本發明提供一種前置放大器,利用切換式電容濾波器來形成濾波電路,以藉此降低前置放大器的硬體成本,並有助於前置放大器的微小化。The present invention provides a preamplifier that uses a switched capacitor filter to form a filter circuit, thereby reducing the hardware cost of the preamplifier and facilitating miniaturization of the preamplifier.
本發明的前置放大器,包括可程式增益放大電路與濾波電路。可程式增益放大電路具有單一輸出端。濾波電路包括第一切換式電容濾波器與第二切換式電容濾波器。第一切換式電容濾波器耦接單一輸出端。第二切換式電容濾波器並聯於第一切換式電容濾波器。第一切換式電容濾波器與第二切換式電容濾波器各自在第一模式與第二模式之間切換。當第一切換式電容濾波器切換至第一模式時,第二切換式電容濾波器切換至第二模式。The preamplifier of the present invention includes a programmable gain amplifying circuit and a filtering circuit. The programmable gain amplifier circuit has a single output. The filter circuit includes a first switched capacitor filter and a second switched capacitor filter. The first switched capacitor filter is coupled to a single output. The second switched capacitor filter is connected in parallel to the first switched capacitor filter. The first switched capacitor filter and the second switched capacitor filter are each switched between a first mode and a second mode. When the first switched capacitor filter is switched to the first mode, the second switched capacitor filter is switched to the second mode.
基於上述,本發明的前置放大器利用第一與第二切換式電容濾波器來形成濾波電路,且第一與第二切換式電容濾波器相互並聯並具有相同的電路結構。在操作模式的切換上,第一切換式電容濾波器的切換順序相反於第二切換式電容濾波器的切換順序。由於第一與第二切換式電容濾波器所構成的濾波電路,將有助於降低前置放大器的硬體成本,並有助於前置放大器的微小化。Based on the above, the preamplifier of the present invention forms the filter circuit using the first and second switched capacitor filters, and the first and second switched capacitor filters are connected in parallel with each other and have the same circuit configuration. In the switching of the operation mode, the switching order of the first switched capacitor filter is opposite to the switching sequence of the second switched capacitor filter. The filter circuit formed by the first and second switched capacitor filters will help to reduce the hardware cost of the preamplifier and contribute to the miniaturization of the preamplifier.

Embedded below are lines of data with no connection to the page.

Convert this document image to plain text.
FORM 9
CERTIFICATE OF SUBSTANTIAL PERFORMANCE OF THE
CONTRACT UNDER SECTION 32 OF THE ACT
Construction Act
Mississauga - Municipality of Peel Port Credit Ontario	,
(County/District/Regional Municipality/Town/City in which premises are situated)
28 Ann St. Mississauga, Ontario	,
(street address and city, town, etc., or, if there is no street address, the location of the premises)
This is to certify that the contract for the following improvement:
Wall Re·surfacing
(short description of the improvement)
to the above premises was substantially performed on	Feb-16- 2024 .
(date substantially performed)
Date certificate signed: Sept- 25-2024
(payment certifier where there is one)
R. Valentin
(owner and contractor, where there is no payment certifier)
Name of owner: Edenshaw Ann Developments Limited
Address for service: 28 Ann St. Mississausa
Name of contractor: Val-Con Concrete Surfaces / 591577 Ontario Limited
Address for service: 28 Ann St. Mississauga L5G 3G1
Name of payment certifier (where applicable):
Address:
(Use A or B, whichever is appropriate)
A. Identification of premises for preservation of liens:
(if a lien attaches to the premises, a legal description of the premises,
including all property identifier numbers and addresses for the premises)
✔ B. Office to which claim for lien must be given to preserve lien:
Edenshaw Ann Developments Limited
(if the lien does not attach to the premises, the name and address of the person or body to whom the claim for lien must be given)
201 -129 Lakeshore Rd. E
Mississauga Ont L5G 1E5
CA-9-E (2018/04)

為讓本發明的上述特徵和優點能更明顯易懂,下文特舉實施例,並配合所附圖式作詳細說明如下。The above described features and advantages of the invention will be apparent from the following description.
圖1為依據本發明一實施例之前置放大器(preamplifier)的電路示意圖。如圖1所示,前置放大器10包括可程式增益放大電路(programmable gain amplifying circuit)110以及濾波電路120。其中,可程式增益放大電路110具有單一輸出端113。濾波電路120包括第一切換式電容濾波器(switched-capacitor filter)121與第二切換式電容濾波器122。第一切換式電容濾波器121耦接可程式增益放大電路110的單一輸出端113,且第一切換式電容濾波器121並聯於第二切換式電容濾波器122。1 is a circuit diagram of a preamplifier according to an embodiment of the invention. As shown in FIG. 1, the preamplifier 10 includes a programmable gain amplifying circuit 110 and a filter circuit 120. The programmable gain amplifying circuit 110 has a single output terminal 113. The filter circuit 120 includes a first switched-capacitor filter 121 and a second switched capacitor filter 122. The first switched capacitor filter 121 is coupled to the single output 113 of the programmable gain amplifier circuit 110 , and the first switched capacitor filter 121 is coupled to the second switched capacitor filter 122 .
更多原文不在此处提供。